Paper No. 6
Presentation Time: 9:00 AM-5:00 PM
PALEOMAGNETIC DATA IDENTIFY POST-GLACIAL ERUPTIVE EPISODES AND THEIR DURATION AT MEDICINE LAKE VOLCANO, CALIFORNIA
Radiocarbon dating indicates that eruptive activity was strongly episodic at Medicine Lake volcano, N. CA Cascade Range (Donnelly-Nolan et al., 1991 JGR). Most of the 17 post-glacial eruptions scattered across this large shield volcano have been dated directly or indirectly using charcoal or wood found under lava flows, in or under tephra deposits, or in tephra-bearing lake sediments. The error on any calibrated radiocarbon age is a function of the laboratory analytical error, whether the 14C age is on the steep or flat portion of the calibration curve, and the nature of the sample (e.g. burned evergreen needles under tephra vs. charcoal from 20-cm-diameter roots at the base of 1-m-diameter tree molds in lava flows). Thus, a well-measured radiocarbon age can still have an uncertainty of many hundreds of years. In order to better define the actual ages, paleomagnetic data were collected on all 17 units. We then compared the resulting directions with the known archaeomagnetic and secular variation records for the western U.S., giving additional indirect radiocarbon age constraints.
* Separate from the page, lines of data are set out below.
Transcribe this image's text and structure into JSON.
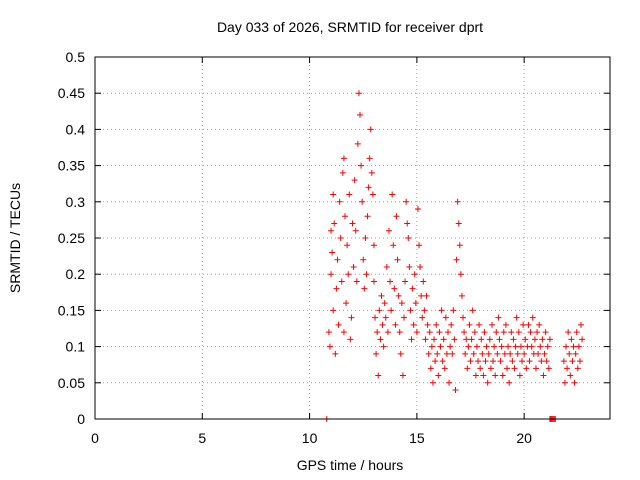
{
  "chart_data": {
    "type": "scatter",
    "title": "Day 033 of 2026, SRMTID for receiver dprt",
    "xlabel": "GPS time / hours",
    "ylabel": "SRMTID / TECUs",
    "xlim": [
      0,
      24
    ],
    "ylim": [
      0,
      0.5
    ],
    "x_ticks": [
      0,
      5,
      10,
      15,
      20
    ],
    "x_tick_labels": [
      "0",
      "5",
      "10",
      "15",
      "20"
    ],
    "y_ticks": [
      0,
      0.05,
      0.1,
      0.15,
      0.2,
      0.25,
      0.3,
      0.35,
      0.4,
      0.45,
      0.5
    ],
    "y_tick_labels": [
      "0",
      "0.05",
      "0.1",
      "0.15",
      "0.2",
      "0.25",
      "0.3",
      "0.35",
      "0.4",
      "0.45",
      "0.5"
    ],
    "grid": true,
    "marker": "+",
    "color": "#ff0000",
    "series": [
      {
        "name": "SRMTID",
        "points": [
          [
            10.8,
            0.0
          ],
          [
            21.2,
            0.0
          ],
          [
            21.25,
            0.0
          ],
          [
            21.3,
            0.0
          ],
          [
            21.35,
            0.0
          ],
          [
            21.4,
            0.0
          ],
          [
            21.45,
            0.0
          ],
          [
            10.9,
            0.12
          ],
          [
            10.95,
            0.1
          ],
          [
            11.0,
            0.2
          ],
          [
            11.0,
            0.26
          ],
          [
            11.05,
            0.23
          ],
          [
            11.1,
            0.31
          ],
          [
            11.1,
            0.15
          ],
          [
            11.15,
            0.27
          ],
          [
            11.2,
            0.09
          ],
          [
            11.25,
            0.18
          ],
          [
            11.3,
            0.22
          ],
          [
            11.35,
            0.13
          ],
          [
            11.4,
            0.3
          ],
          [
            11.45,
            0.25
          ],
          [
            11.5,
            0.19
          ],
          [
            11.55,
            0.34
          ],
          [
            11.6,
            0.36
          ],
          [
            11.6,
            0.12
          ],
          [
            11.65,
            0.28
          ],
          [
            11.7,
            0.16
          ],
          [
            11.75,
            0.24
          ],
          [
            11.8,
            0.2
          ],
          [
            11.85,
            0.31
          ],
          [
            11.9,
            0.11
          ],
          [
            11.95,
            0.14
          ],
          [
            12.0,
            0.27
          ],
          [
            12.05,
            0.21
          ],
          [
            12.1,
            0.33
          ],
          [
            12.15,
            0.26
          ],
          [
            12.2,
            0.19
          ],
          [
            12.25,
            0.38
          ],
          [
            12.3,
            0.45
          ],
          [
            12.35,
            0.42
          ],
          [
            12.4,
            0.35
          ],
          [
            12.45,
            0.3
          ],
          [
            12.5,
            0.22
          ],
          [
            12.55,
            0.18
          ],
          [
            12.6,
            0.25
          ],
          [
            12.65,
            0.2
          ],
          [
            12.7,
            0.28
          ],
          [
            12.75,
            0.32
          ],
          [
            12.8,
            0.36
          ],
          [
            12.85,
            0.4
          ],
          [
            12.9,
            0.34
          ],
          [
            12.95,
            0.31
          ],
          [
            13.0,
            0.24
          ],
          [
            13.0,
            0.19
          ],
          [
            13.05,
            0.14
          ],
          [
            13.1,
            0.09
          ],
          [
            13.15,
            0.12
          ],
          [
            13.2,
            0.06
          ],
          [
            13.25,
            0.15
          ],
          [
            13.3,
            0.11
          ],
          [
            13.35,
            0.17
          ],
          [
            13.4,
            0.13
          ],
          [
            13.45,
            0.1
          ],
          [
            13.5,
            0.16
          ],
          [
            13.55,
            0.14
          ],
          [
            13.6,
            0.21
          ],
          [
            13.65,
            0.12
          ],
          [
            13.7,
            0.26
          ],
          [
            13.75,
            0.19
          ],
          [
            13.8,
            0.15
          ],
          [
            13.85,
            0.31
          ],
          [
            13.9,
            0.24
          ],
          [
            13.95,
            0.18
          ],
          [
            14.0,
            0.13
          ],
          [
            14.05,
            0.28
          ],
          [
            14.1,
            0.22
          ],
          [
            14.15,
            0.17
          ],
          [
            14.2,
            0.12
          ],
          [
            14.25,
            0.09
          ],
          [
            14.3,
            0.16
          ],
          [
            14.35,
            0.06
          ],
          [
            14.4,
            0.14
          ],
          [
            14.45,
            0.19
          ],
          [
            14.5,
            0.3
          ],
          [
            14.55,
            0.27
          ],
          [
            14.6,
            0.25
          ],
          [
            14.65,
            0.21
          ],
          [
            14.7,
            0.15
          ],
          [
            14.75,
            0.11
          ],
          [
            14.8,
            0.18
          ],
          [
            14.85,
            0.13
          ],
          [
            14.9,
            0.2
          ],
          [
            14.95,
            0.16
          ],
          [
            15.0,
            0.12
          ],
          [
            15.05,
            0.29
          ],
          [
            15.1,
            0.24
          ],
          [
            15.15,
            0.21
          ],
          [
            15.2,
            0.17
          ],
          [
            15.25,
            0.14
          ],
          [
            15.3,
            0.19
          ],
          [
            15.35,
            0.15
          ],
          [
            15.4,
            0.11
          ],
          [
            15.45,
            0.17
          ],
          [
            15.5,
            0.13
          ],
          [
            15.55,
            0.09
          ],
          [
            15.6,
            0.12
          ],
          [
            15.65,
            0.07
          ],
          [
            15.7,
            0.1
          ],
          [
            15.75,
            0.05
          ],
          [
            15.8,
            0.11
          ],
          [
            15.85,
            0.08
          ],
          [
            15.9,
            0.13
          ],
          [
            15.95,
            0.09
          ],
          [
            16.0,
            0.06
          ],
          [
            16.05,
            0.12
          ],
          [
            16.1,
            0.1
          ],
          [
            16.15,
            0.15
          ],
          [
            16.2,
            0.08
          ],
          [
            16.25,
            0.11
          ],
          [
            16.3,
            0.07
          ],
          [
            16.35,
            0.14
          ],
          [
            16.4,
            0.09
          ],
          [
            16.45,
            0.12
          ],
          [
            16.5,
            0.05
          ],
          [
            16.55,
            0.1
          ],
          [
            16.6,
            0.13
          ],
          [
            16.65,
            0.09
          ],
          [
            16.7,
            0.15
          ],
          [
            16.75,
            0.11
          ],
          [
            16.8,
            0.04
          ],
          [
            16.85,
            0.22
          ],
          [
            16.9,
            0.3
          ],
          [
            16.95,
            0.27
          ],
          [
            17.0,
            0.24
          ],
          [
            17.05,
            0.2
          ],
          [
            17.1,
            0.17
          ],
          [
            17.15,
            0.14
          ],
          [
            17.2,
            0.12
          ],
          [
            17.25,
            0.09
          ],
          [
            17.3,
            0.11
          ],
          [
            17.35,
            0.07
          ],
          [
            17.4,
            0.1
          ],
          [
            17.45,
            0.13
          ],
          [
            17.5,
            0.08
          ],
          [
            17.55,
            0.11
          ],
          [
            17.6,
            0.15
          ],
          [
            17.65,
            0.09
          ],
          [
            17.7,
            0.12
          ],
          [
            17.75,
            0.06
          ],
          [
            17.8,
            0.1
          ],
          [
            17.85,
            0.08
          ],
          [
            17.9,
            0.13
          ],
          [
            17.95,
            0.07
          ],
          [
            18.0,
            0.11
          ],
          [
            18.05,
            0.09
          ],
          [
            18.1,
            0.06
          ],
          [
            18.15,
            0.12
          ],
          [
            18.2,
            0.08
          ],
          [
            18.25,
            0.1
          ],
          [
            18.3,
            0.05
          ],
          [
            18.35,
            0.09
          ],
          [
            18.4,
            0.11
          ],
          [
            18.45,
            0.07
          ],
          [
            18.5,
            0.13
          ],
          [
            18.55,
            0.08
          ],
          [
            18.6,
            0.1
          ],
          [
            18.65,
            0.06
          ],
          [
            18.7,
            0.12
          ],
          [
            18.75,
            0.09
          ],
          [
            18.8,
            0.14
          ],
          [
            18.85,
            0.11
          ],
          [
            18.9,
            0.08
          ],
          [
            18.95,
            0.1
          ],
          [
            19.0,
            0.06
          ],
          [
            19.05,
            0.12
          ],
          [
            19.1,
            0.09
          ],
          [
            19.15,
            0.13
          ],
          [
            19.2,
            0.07
          ],
          [
            19.25,
            0.1
          ],
          [
            19.3,
            0.05
          ],
          [
            19.35,
            0.09
          ],
          [
            19.4,
            0.12
          ],
          [
            19.45,
            0.08
          ],
          [
            19.5,
            0.11
          ],
          [
            19.55,
            0.07
          ],
          [
            19.6,
            0.1
          ],
          [
            19.65,
            0.14
          ],
          [
            19.7,
            0.09
          ],
          [
            19.75,
            0.12
          ],
          [
            19.8,
            0.06
          ],
          [
            19.85,
            0.1
          ],
          [
            19.9,
            0.08
          ],
          [
            19.95,
            0.13
          ],
          [
            20.0,
            0.09
          ],
          [
            20.05,
            0.11
          ],
          [
            20.1,
            0.07
          ],
          [
            20.15,
            0.1
          ],
          [
            20.2,
            0.13
          ],
          [
            20.25,
            0.08
          ],
          [
            20.3,
            0.12
          ],
          [
            20.35,
            0.1
          ],
          [
            20.4,
            0.14
          ],
          [
            20.45,
            0.09
          ],
          [
            20.5,
            0.11
          ],
          [
            20.55,
            0.07
          ],
          [
            20.6,
            0.12
          ],
          [
            20.65,
            0.09
          ],
          [
            20.7,
            0.13
          ],
          [
            20.75,
            0.1
          ],
          [
            20.8,
            0.08
          ],
          [
            20.85,
            0.11
          ],
          [
            20.9,
            0.06
          ],
          [
            20.95,
            0.09
          ],
          [
            21.0,
            0.12
          ],
          [
            21.05,
            0.08
          ],
          [
            21.1,
            0.1
          ],
          [
            21.15,
            0.07
          ],
          [
            21.2,
            0.11
          ],
          [
            21.85,
            0.08
          ],
          [
            21.9,
            0.05
          ],
          [
            21.95,
            0.1
          ],
          [
            22.0,
            0.07
          ],
          [
            22.05,
            0.12
          ],
          [
            22.1,
            0.09
          ],
          [
            22.15,
            0.06
          ],
          [
            22.2,
            0.11
          ],
          [
            22.25,
            0.08
          ],
          [
            22.3,
            0.1
          ],
          [
            22.35,
            0.05
          ],
          [
            22.4,
            0.09
          ],
          [
            22.45,
            0.12
          ],
          [
            22.5,
            0.07
          ],
          [
            22.55,
            0.1
          ],
          [
            22.6,
            0.08
          ],
          [
            22.65,
            0.13
          ],
          [
            22.7,
            0.11
          ]
        ]
      }
    ]
  }
}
Making the assumption that units with similar radiocarbon ages and very similar remanent paleomagnetic directions constitute an eruptive episode, we define 4 episodes of volcanic activity: Episode 1 at ~10,600 14C BP (8 mafic eruptions including primitive basalt in 200 yrs), Episode 2 at ~4400 14C BP (2 dacitic eruptions in 100 yrs), Episode 3 at ~2900 14C BP (2 mafic eruptions in 150 yrs), and Episode 4 centered at ~1100 14C BP (5 mafic and silicic eruptions spanning 350 yrs). Within Episode 4, silicic eruptions occurred at ~1230, 1065, and 900 BP interspersed with mafic eruptions at ~1150 and 1130 BP. The most recent eruption, at Glass Mountain, produced 1 km3 of silicic magma beginning with rhyolitic tephra (14C age on burned needles = 910±60 BP) followed by dacite and rhyolite lava (14C age of burned tree in edge of flow = 885±40 BP). All products of the Glass Mountain eruption have overlapping paleomagnetic directions. Chilled basaltic inclusions are present in lavas of Episodes 3 and 4 indicating intrusion of primitive magma into the volcano during late Holocene time. Total time span of the 4 episodes is ~800 years, or 7.5% of post-glacial time, although the volcano was unlikely to be erupting even 1% of the time.